On the one hand, drone strikes have crippled al Qaeda’s global capabilities. On the other, the United States is in a proxy war with Pakistan and the terrorist threat against the West has not gone away. Nearly a decade after 9/11, these issues underscore a deeper problem with U.S. policy: determining what constitutes a terrorist sanctuary and deciding what course of action is most prudent for eradicating them.

Drone strikes are imperative for a policy of offshore balancing. Nevertheless, they are piecemeal, tactical efforts that do little to alter the Pakistani security establishment’s support for Islamist proxies as a hedge against India, Pakistan’s primary enemy. Indeed, massive aerial bombings did not win the war in Vietnam, and it’s not going to change the bigger picture in South Asia.

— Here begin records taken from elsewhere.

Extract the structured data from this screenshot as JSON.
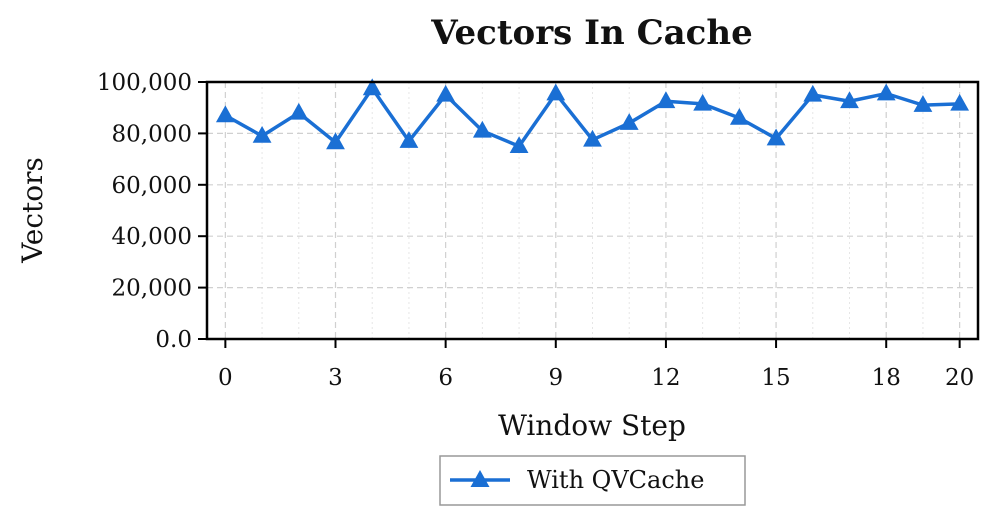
{
  "chart_data": {
    "type": "line",
    "title": "Vectors In Cache",
    "xlabel": "Window Step",
    "ylabel": "Vectors",
    "x": [
      0,
      1,
      2,
      3,
      4,
      5,
      6,
      7,
      8,
      9,
      10,
      11,
      12,
      13,
      14,
      15,
      16,
      17,
      18,
      19,
      20
    ],
    "xlim": [
      -0.5,
      20.5
    ],
    "ylim": [
      0,
      100000
    ],
    "x_ticks": [
      0,
      3,
      6,
      9,
      12,
      15,
      18,
      20
    ],
    "x_tick_labels": [
      "0",
      "3",
      "6",
      "9",
      "12",
      "15",
      "18",
      "20"
    ],
    "y_ticks": [
      0,
      20000,
      40000,
      60000,
      80000,
      100000
    ],
    "y_tick_labels": [
      "0.0",
      "20,000",
      "40,000",
      "60,000",
      "80,000",
      "100,000"
    ],
    "grid": true,
    "legend_position": "bottom-center",
    "series": [
      {
        "name": "With QVCache",
        "color": "#1a6fd4",
        "marker": "triangle-up",
        "values": [
          87000,
          79000,
          88000,
          76500,
          97500,
          77000,
          95000,
          81000,
          75000,
          95500,
          77500,
          84000,
          92500,
          91500,
          86000,
          78000,
          95000,
          92500,
          95500,
          91000,
          91500
        ]
      }
    ]
  }
}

Perhaps the more disturbing aspect of the current debate over Afghanistan, drone strikes, et cetera, has been the inadequate examination of core assumptions. Mainly, that the neo-jihadists that threaten America are not held hostage to the outdated notion of "territory." Only we are. We seem to have forgotten that 9/11 was planned not only in Afghanistan, but also in Germany, Spain, and the United States. Even the radicalized youths suspected of plotting the recent Mumbai-style terror plot in Europe came from the same mosque in Hamburg where the 9/11 hijackers gathered.

We must confront the uncomfortable truth that we will never eradicate the threat of terrorism. But we can take measures to rein in the public fear produced by terrorism, which often leads to misdirecting our country's limited energies and scarce resources toward self-defeating policies that do more damage than the terrorists potentially could.